Antibiotic resistance (AMR) represents one of the most critical global health challenges, largely driven by the misuse and overuse of antibiotics, which promotes the emergence of resistant strains and undermines therapeutic efficacy. Pathogenic bacteria, in fact, can develop, through several genetic mechanisms, resistance against available drugs, thereby drastically reducing their effectiveness. Among bacteria resistance mechanism, the SOS response plays a crucial role by enabling DNA repair and promoting mutagenesis, ultimately facilitating resistance development. The key proteins in this mechanism are RecA, the sensor protein that under DNA damage activates the bacteria response through the allosteric modulation of , LexA, the effector protein, a transcriptional regulator of more than 60 genes involved in several mechanism of resistance to antimicrobial as the key regulator, LexA represents a strategic bacterial target whose inhibition could limit the onset of resistance. In this context, my thesis focused on the drug repurposing of boron containing approved drugs as inhibitors of the LexA protein. Boronic acids are excellent inhibitors of serine proteases and, by structural analogy, of LexA, as already adequately demonstrated. Therefore, the benzoxabole scaffold, was identified among 21 approved boron containing drugs for their ability to inhibit LexA in vitro and to interfere with bacterial filamentation and biofilm formation in E. coli, two processes associated with SOS response activation.
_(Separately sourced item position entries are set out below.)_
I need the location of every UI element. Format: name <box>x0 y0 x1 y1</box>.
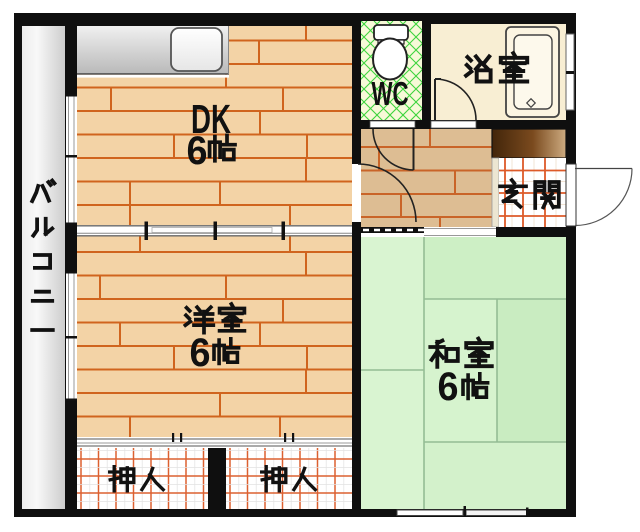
svg-text:WC: WC <box>372 75 409 112</box>
svg-text:6: 6 <box>190 331 211 375</box>
svg-text:6: 6 <box>187 129 208 173</box>
svg-text:6: 6 <box>438 365 459 409</box>
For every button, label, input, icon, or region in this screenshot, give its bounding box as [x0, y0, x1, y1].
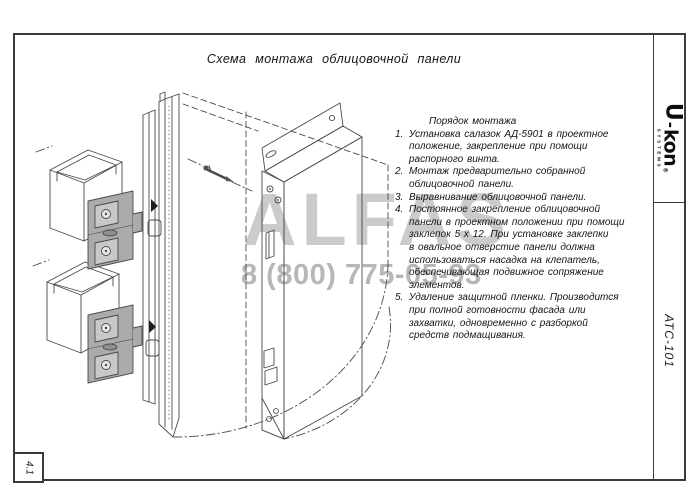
upper-slider-bracket — [88, 191, 142, 269]
sheet-number-box: 4.1 — [13, 452, 44, 483]
lower-slider-bracket — [88, 305, 142, 383]
instruction-step: 3. Выравнивание облицовочной панели. — [395, 192, 647, 205]
doc-number: АТС-101 — [662, 314, 676, 368]
ukon-logo-hyphen: - — [663, 121, 677, 129]
rivet-icon — [203, 165, 234, 182]
drawing-title: Схема монтажа облицовочной панели — [15, 52, 653, 66]
instructions-heading: Порядок монтажа — [429, 116, 647, 129]
instruction-step: 1. Установка салазок АД-5901 в проектное… — [395, 129, 647, 167]
installation-instructions: Порядок монтажа 1. Установка салазок АД-… — [395, 116, 647, 343]
mullion-rail — [143, 92, 179, 437]
drawing-sheet: Схема монтажа облицовочной панели ALFAS … — [0, 0, 700, 495]
title-block-divider — [654, 202, 684, 203]
instruction-step: 5. Удаление защитной пленки. Производитс… — [395, 292, 647, 342]
ukon-logo-kon: kon — [663, 129, 679, 166]
projection-lines — [183, 93, 388, 428]
instruction-step: 4. Постоянное закрепление облицовочной п… — [395, 204, 647, 292]
ukon-logo: U - kon ® SYSTEMS — [657, 94, 682, 182]
title-block-column: U - kon ® SYSTEMS АТС-101 — [653, 35, 684, 479]
ukon-logo-u: U — [663, 103, 682, 121]
drawing-frame: Схема монтажа облицовочной панели ALFAS … — [13, 33, 686, 481]
swing-arcs — [33, 146, 391, 439]
facing-panel — [262, 103, 362, 439]
registered-mark-icon: ® — [663, 167, 668, 173]
instruction-step: 2. Монтаж предварительно собранной облиц… — [395, 166, 647, 191]
sheet-number: 4.1 — [23, 461, 34, 475]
First of all, docking studies were conducted to rationalize the binding orientation of the selected benzoxaborole within LexA binding site and to direct hit-to-lead optimization. Subsequentely synthetic strategies were designed and optimized to obtain a library of functionalized benzoxaborole derivatives, variously decorated. The experimental work involved the development and optimization of several reaction steps, evaluating the yield, selectivity, and stability of both intermediate and final compounds. The obtained compounds have been now directed to in vitro and in biological assays to evaluate their affinity vs LexA and their ability to modulate the SOS system. In this context, the molecules developed in this synthetic project could serve as a starting point for future investigations, potentially opening new avenues towards the development of agents able to prevent the activation of mechanisms of resistance thus prolonging the activity of available antibiotics.